Асыл задумался. Лев терпеливо ждал, попыхивая неизменной сигаретой.
— Необходимо, чтобы псионики сами пришли?
— Правильно, правильно. А как этого добиться?
— Ээээ… дать им возможность действовать, совершать ошибки и так далее?
— В точку! Пусть накаляют атмосферу, они же персонально против меня работают? Вот, это замечательно. Пару раз подставлюсь, «Буревестника» в охрану, пусть заодно опыт набирают, и все. Псионики сами прибегут, или натравят кого-нибудь, неважно. Появятся следы. Зацепки. Хвосты. Ухватившись за них, вытащим всю сеть псиоников на свет, упакуем, допросим и ликвидируем.
— Так просто?
— Я разве сказал, что это просто? — нахмурился Лев. — Рим и в самом деле может полыхнуть, и уже за одно это накаливание настроений в столице во время Волны, разжигателей можно ставить к стенке без суда.
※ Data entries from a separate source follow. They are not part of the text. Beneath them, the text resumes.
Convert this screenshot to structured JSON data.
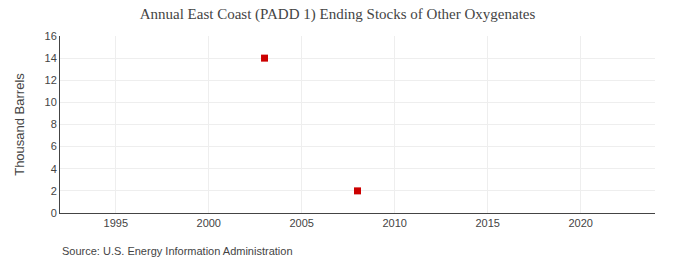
{
  "chart_data": {
    "type": "scatter",
    "title": "Annual East Coast (PADD 1) Ending Stocks of Other Oxygenates",
    "ylabel": "Thousand Barrels",
    "annotations": [
      "Source: U.S. Energy Information Administration"
    ],
    "x": [
      2003,
      2008
    ],
    "values": [
      14,
      2
    ],
    "color": "#CC0000",
    "marker": "square",
    "xlim": [
      1992,
      2024
    ],
    "ylim": [
      0,
      16
    ],
    "xticks": [
      1995,
      2000,
      2005,
      2010,
      2015,
      2020
    ],
    "yticks": [
      0,
      2,
      4,
      6,
      8,
      10,
      12,
      14,
      16
    ],
    "grid": true
  }
}
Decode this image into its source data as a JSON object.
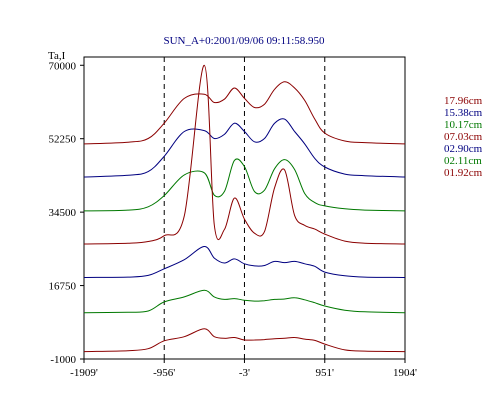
{
  "colors": {
    "red": "#8b0000",
    "blue": "#000080",
    "green": "#007800"
  },
  "chart_data": {
    "type": "line",
    "title": "SUN_A+0:2001/09/06 09:11:58.950",
    "ylabel": "Ta,I",
    "xlabel": "",
    "x_ticks": [
      "-1909'",
      "-956'",
      "-3'",
      "951'",
      "1904'"
    ],
    "x_tick_values": [
      -1909,
      -956,
      -3,
      951,
      1904
    ],
    "y_ticks": [
      "-1000",
      "16750",
      "34500",
      "52250",
      "70000"
    ],
    "y_tick_values": [
      -1000,
      16750,
      34500,
      52250,
      70000
    ],
    "xlim": [
      -1909,
      1904
    ],
    "ylim": [
      -1000,
      72000
    ],
    "dashed_vlines": [
      -956,
      -3,
      951
    ],
    "grid": false,
    "legend_position": "right",
    "x": [
      -1909,
      -1385,
      -1146,
      -956,
      -718,
      -480,
      -361,
      -241,
      -122,
      -3,
      116,
      235,
      355,
      474,
      593,
      713,
      832,
      951,
      1189,
      1427,
      1904
    ],
    "series": [
      {
        "name": "17.96cm",
        "color": "#8b0000",
        "values": [
          51000,
          51400,
          52300,
          56000,
          62000,
          63000,
          61000,
          61800,
          64500,
          62000,
          59800,
          60600,
          64200,
          66000,
          64500,
          61500,
          57000,
          53600,
          51700,
          51300,
          51000
        ]
      },
      {
        "name": "15.38cm",
        "color": "#000080",
        "values": [
          43000,
          43400,
          44300,
          48000,
          54000,
          54200,
          52300,
          53300,
          56000,
          54000,
          51500,
          52300,
          56000,
          57000,
          54000,
          51000,
          47500,
          45400,
          43700,
          43300,
          43000
        ]
      },
      {
        "name": "10.17cm",
        "color": "#007800",
        "values": [
          34800,
          35000,
          35800,
          38500,
          43500,
          44000,
          38600,
          39500,
          47000,
          45500,
          39500,
          39800,
          45000,
          47200,
          44800,
          39000,
          36800,
          36000,
          35300,
          35000,
          34800
        ]
      },
      {
        "name": "07.03cm",
        "color": "#8b0000",
        "values": [
          26800,
          27000,
          27400,
          28800,
          33600,
          70000,
          31400,
          30300,
          37900,
          32800,
          29400,
          29800,
          40400,
          44700,
          33700,
          31300,
          30400,
          29200,
          27500,
          27000,
          26800
        ]
      },
      {
        "name": "02.90cm",
        "color": "#000080",
        "values": [
          18700,
          18800,
          19200,
          20800,
          23000,
          26200,
          23400,
          22200,
          23200,
          22000,
          21500,
          21600,
          22600,
          22300,
          22600,
          22000,
          21400,
          20000,
          19100,
          18800,
          18700
        ]
      },
      {
        "name": "02.11cm",
        "color": "#007800",
        "values": [
          10200,
          10300,
          10600,
          12800,
          14000,
          15600,
          14000,
          13400,
          13600,
          13200,
          13000,
          13100,
          13400,
          13500,
          13800,
          13300,
          12600,
          11800,
          10800,
          10400,
          10200
        ]
      },
      {
        "name": "01.92cm",
        "color": "#8b0000",
        "values": [
          800,
          1000,
          1500,
          3400,
          4400,
          6300,
          4400,
          4000,
          4200,
          3600,
          3600,
          3700,
          3900,
          4000,
          4200,
          3800,
          3500,
          2600,
          1200,
          900,
          800
        ]
      }
    ]
  }
}
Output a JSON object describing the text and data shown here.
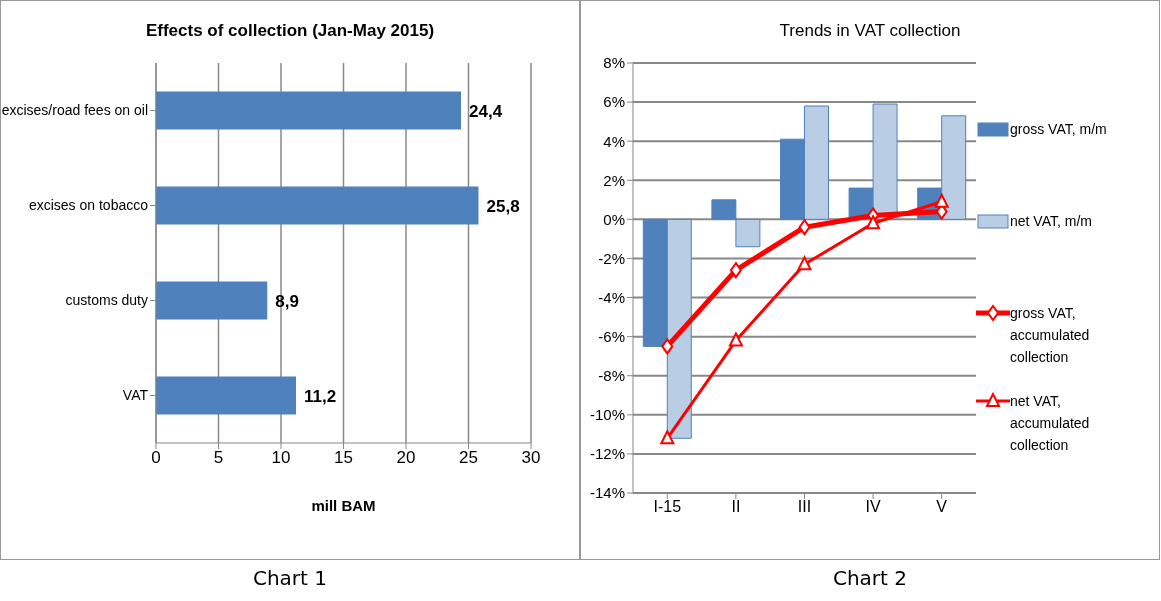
{
  "chart_data": [
    {
      "type": "bar",
      "orientation": "horizontal",
      "title": "Effects of collection (Jan-May 2015)",
      "categories": [
        "excises/road fees on oil",
        "excises on tobacco",
        "customs duty",
        "VAT"
      ],
      "values": [
        24.4,
        25.8,
        8.9,
        11.2
      ],
      "color": "#4f81bd",
      "value_labels": [
        "24,4",
        "25,8",
        "8,9",
        "11,2"
      ],
      "xlabel": "mill BAM",
      "xlim": [
        0,
        30
      ],
      "xticks": [
        0,
        5,
        10,
        15,
        20,
        25,
        30
      ],
      "grid": "x",
      "annotations": [
        "Chart 1"
      ]
    },
    {
      "type": "bar",
      "title": "Trends in VAT collection",
      "categories": [
        "I-15",
        "II",
        "III",
        "IV",
        "V"
      ],
      "series": [
        {
          "name": "gross VAT, m/m",
          "color": "#4f81bd",
          "values": [
            -6.5,
            1.0,
            4.1,
            1.6,
            1.6
          ]
        },
        {
          "name": "net VAT, m/m",
          "color": "#b9cde5",
          "values": [
            -11.2,
            -1.4,
            5.8,
            5.9,
            5.3
          ]
        },
        {
          "type": "line",
          "name": "gross VAT, accumulated collection",
          "color": "#ff0000",
          "values": [
            -6.5,
            -2.6,
            -0.4,
            0.2,
            0.4
          ],
          "marker": "diamond"
        },
        {
          "type": "line",
          "name": "net VAT, accumulated collection",
          "color": "#ff0000",
          "values": [
            -11.2,
            -6.2,
            -2.3,
            -0.2,
            0.9
          ],
          "marker": "triangle"
        }
      ],
      "ylim": [
        -14,
        8
      ],
      "yticks": [
        {
          "value": -14,
          "label": "-14%"
        },
        {
          "value": -12,
          "label": "-12%"
        },
        {
          "value": -10,
          "label": "-10%"
        },
        {
          "value": -8,
          "label": "-8%"
        },
        {
          "value": -6,
          "label": "-6%"
        },
        {
          "value": -4,
          "label": "-4%"
        },
        {
          "value": -2,
          "label": "-2%"
        },
        {
          "value": 0,
          "label": "0%"
        },
        {
          "value": 2,
          "label": "2%"
        },
        {
          "value": 4,
          "label": "4%"
        },
        {
          "value": 6,
          "label": "6%"
        },
        {
          "value": 8,
          "label": "8%"
        }
      ],
      "grid": "y",
      "legend": "right",
      "annotations": [
        "Chart 2"
      ]
    }
  ]
}
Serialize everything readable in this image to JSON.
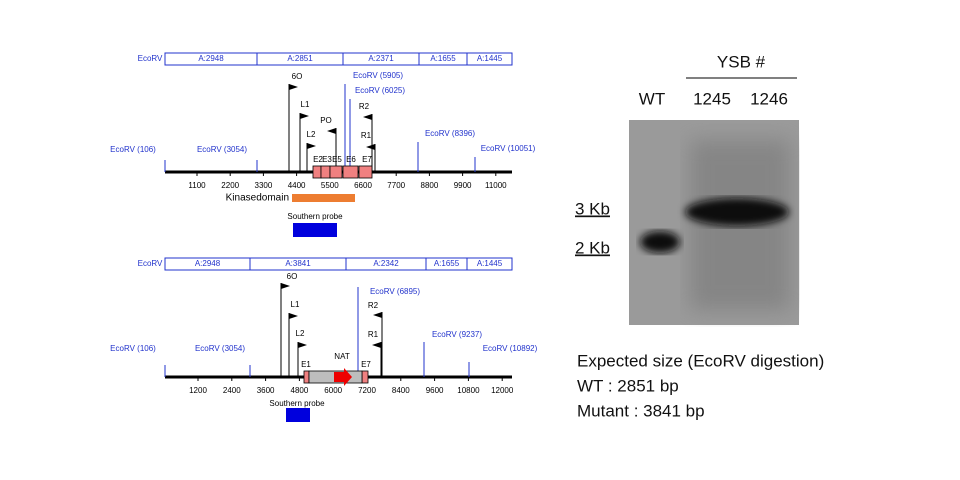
{
  "top_map": {
    "fragment_label": "EcoRV",
    "fragments": [
      "A:2948",
      "A:2851",
      "A:2371",
      "A:1655",
      "A:1445"
    ],
    "sites": [
      "EcoRV (106)",
      "EcoRV (3054)",
      "EcoRV (5905)",
      "EcoRV (6025)",
      "EcoRV (8396)",
      "EcoRV (10051)"
    ],
    "primers": [
      "6O",
      "L1",
      "L2",
      "PO",
      "R2",
      "R1"
    ],
    "exons": [
      "E2",
      "E3",
      "E5",
      "E6",
      "E7"
    ],
    "ticks": [
      "1100",
      "2200",
      "3300",
      "4400",
      "5500",
      "6600",
      "7700",
      "8800",
      "9900",
      "11000"
    ],
    "domain_label": "Kinasedomain",
    "probe_label": "Southern probe"
  },
  "bottom_map": {
    "fragment_label": "EcoRV",
    "fragments": [
      "A:2948",
      "A:3841",
      "A:2342",
      "A:1655",
      "A:1445"
    ],
    "sites": [
      "EcoRV (106)",
      "EcoRV (3054)",
      "EcoRV (6895)",
      "EcoRV (9237)",
      "EcoRV (10892)"
    ],
    "primers": [
      "6O",
      "L1",
      "L2",
      "R2",
      "R1"
    ],
    "exons": [
      "E1",
      "E7"
    ],
    "marker": "NAT",
    "ticks": [
      "1200",
      "2400",
      "3600",
      "4800",
      "6000",
      "7200",
      "8400",
      "9600",
      "10800",
      "12000"
    ],
    "probe_label": "Southern probe"
  },
  "blot": {
    "header": "YSB #",
    "lanes": [
      "WT",
      "1245",
      "1246"
    ],
    "markers": [
      "3 Kb",
      "2 Kb"
    ]
  },
  "notes": [
    "Expected size (EcoRV digestion)",
    "WT : 2851 bp",
    "Mutant : 3841 bp"
  ]
}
Собственно, на этом и сработаем. Псионики знают, что и так уже массу всего нарушили, и пощады им не будет. Надо будет, кстати, еще речь по этому поводу в прямом эфире высказать. Мол, так и так, негодяи псионики, всех к ногтю, зажать и расстрелять!
— Подталкиваете их к выступлению?
— Подталкиваю, а что делать? — развел руками Лев. — Надо, надо форсировать события, эту внутреннюю заразу и вправду следует выжечь, и нет ни сил, ни времени проводить аккуратную инфильтрацию, разыскивать хвосты, сопоставлять. Нет уж, спровоцируем их, схватим за горло, допросы, выбивание информации и пошли, пошли, пошли. Чем раньше — тем быстрее я смогу вздохнуть спокойно, не опасаясь удара в спину.
— То есть слухам не мешать?
— Не мешай, продолжай работать на противодействие, держи охрану в состоянии тревоги. Буквально на днях выступлю с провокационным заявлением, потом вернусь в Рим и буду открыто ходить по улицам, ну или там паркам — скверам, вроде как прогуливаюсь.
— Чересчур нарочито, — поморщился Асыл.
— Этим сойдет, — отмахнулся генерал. — Думаешь, там матерые спецы сидят? Да ха три раза! Привыкли прятаться, потеть, аккуратно захватывать людей и подбирать к ним ключики. Нет уж, я их заставлю действовать быстро, резко и на этом они совершат кучу ошибок, и мы их возьмем вот так!
Лев стиснул кулак, показывая, как они возьмут псиоников за горло.
— А столицу, вы тоже за горло возьмете? — уточнил Асыл.
Так как капитан Имангалиев никогда не шутил, то Льву оставалось только ответить на вопрос.
— Нет, но аккуратную удавку на горло накину.
— Товарищ генерал?
— Для начала выступлю в Совете, пусть почешутся, — улыбнулся Лев.
Выступление в Совете, разумеется, не могло быть спонтанным, хотя Лев и постарался создать такое впечатление. Мол, ему доложили, и он тут же помчался разбираться, весь в гневе и страданиях. С таким вот настроем Лев начал свою речь. Мол, доколе, вы — власть предержащие, будете вкусно есть и сытно решать судьбы, когда там, за стенами Октагона, целая столица готова взорваться бунтом, и все потому, что нету вам дела до людских нужд?